Institute for Supply Management®’s 2022 Salary Survey reported how employees across the supply chain profession ranked work features beyond aspects of compensation. The No. 1 characteristic desired, after wages, was job satisfaction.
“Job hopping is not always driven by money,” said Jamie Anderson, vice president — workforce strategy at NFI, a third-party logistics and distribution company in New Jersey. “Workers need to have a voice.”
During “How to Boost Productivity by Engaging Your Hourly Workforce,” a November webinar presented by San Francisco-based WorkStep, a workforce retention software company, Anderson said that after adopting an internal people strategy, NFI realized far-reaching benefits.
The strategy includes ongoing review, reassessment and revision of labor best-in-class practices and employees’ response to them. “Labor shortages add costs: There’s added stress on existing staff to fill the gap of employee vacancy and the training needed to upskill a new hire,” she said. “Changing the focus from ‘employee loss’ to ‘what can we do to keep them’ is a start.”

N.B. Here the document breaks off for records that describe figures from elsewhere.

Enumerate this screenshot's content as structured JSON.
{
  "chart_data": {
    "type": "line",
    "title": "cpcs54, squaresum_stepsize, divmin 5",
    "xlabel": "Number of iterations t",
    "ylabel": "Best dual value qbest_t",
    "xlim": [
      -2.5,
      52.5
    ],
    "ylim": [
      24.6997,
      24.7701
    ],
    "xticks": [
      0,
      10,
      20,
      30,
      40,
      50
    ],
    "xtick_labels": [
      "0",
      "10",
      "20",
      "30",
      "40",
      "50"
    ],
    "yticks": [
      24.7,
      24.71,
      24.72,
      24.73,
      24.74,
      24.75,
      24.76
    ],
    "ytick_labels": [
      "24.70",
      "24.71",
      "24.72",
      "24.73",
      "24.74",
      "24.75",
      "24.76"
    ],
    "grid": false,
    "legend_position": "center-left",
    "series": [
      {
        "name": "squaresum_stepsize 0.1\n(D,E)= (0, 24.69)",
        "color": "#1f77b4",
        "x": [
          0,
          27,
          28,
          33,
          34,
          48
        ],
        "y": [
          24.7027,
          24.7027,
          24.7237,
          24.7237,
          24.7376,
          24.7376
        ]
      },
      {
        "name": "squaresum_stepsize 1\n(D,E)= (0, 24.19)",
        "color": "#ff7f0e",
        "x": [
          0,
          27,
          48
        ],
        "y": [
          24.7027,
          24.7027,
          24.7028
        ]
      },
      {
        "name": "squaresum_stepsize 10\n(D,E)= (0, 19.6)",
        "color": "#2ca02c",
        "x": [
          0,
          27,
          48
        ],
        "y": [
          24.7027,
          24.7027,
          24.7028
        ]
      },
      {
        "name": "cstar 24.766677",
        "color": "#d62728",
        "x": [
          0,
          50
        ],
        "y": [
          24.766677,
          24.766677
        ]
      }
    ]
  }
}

The biggest game-changer has been opening the communication channel between employees and leadership, said Anderson. A business’s most valued asset is its people, she said, and through regular feedback between workers and their managers, solutions appear.
Feedback and how employees ask for it can give the company the insights it’s looking for and so much more, she said. It creates a partnership across company hierarchy and departments, blurring the lines of distinction, to generate a genuine composite of human interaction. “This is what drives positive internal change,” she said.
Anderson added, “We gather feedback per site location transparently shared with leadership. Because we make it light and engaging, it takes the pressure off the process and the information comes more freely.”
She cited examples of how NFI manages feedback — not through formal surveys but in the field, on the floor and face-to-face. “When you make employee engagement routine, within 30 or 45 seconds, you get answers,” she said. “Canvass the factory floor, warehouse or office space, stopping long enough to ask employees a question, mention an insight or provide a compliment. They feel noticed and heard. It’s a camaraderie that, once founded and nurtured, brings a cohesiveness supporting further engagement, fortifying retention.”
Measuring employee engagement success is best constructed and placed in buckets, Anderson advised. “Each bucket can represent a specific timeline, for example,” with categories including the questions asked, the feedback received and what in the interim has changed. Keep the engagement going, she cautioned, because what was successful before may not work today or tomorrow.
Communication-centric work environments can provide a greater sense of worker fulfillment, she said. Employee engagement and retention personifies supply chain — always moving and shifting affecting continuity, stability and scalability.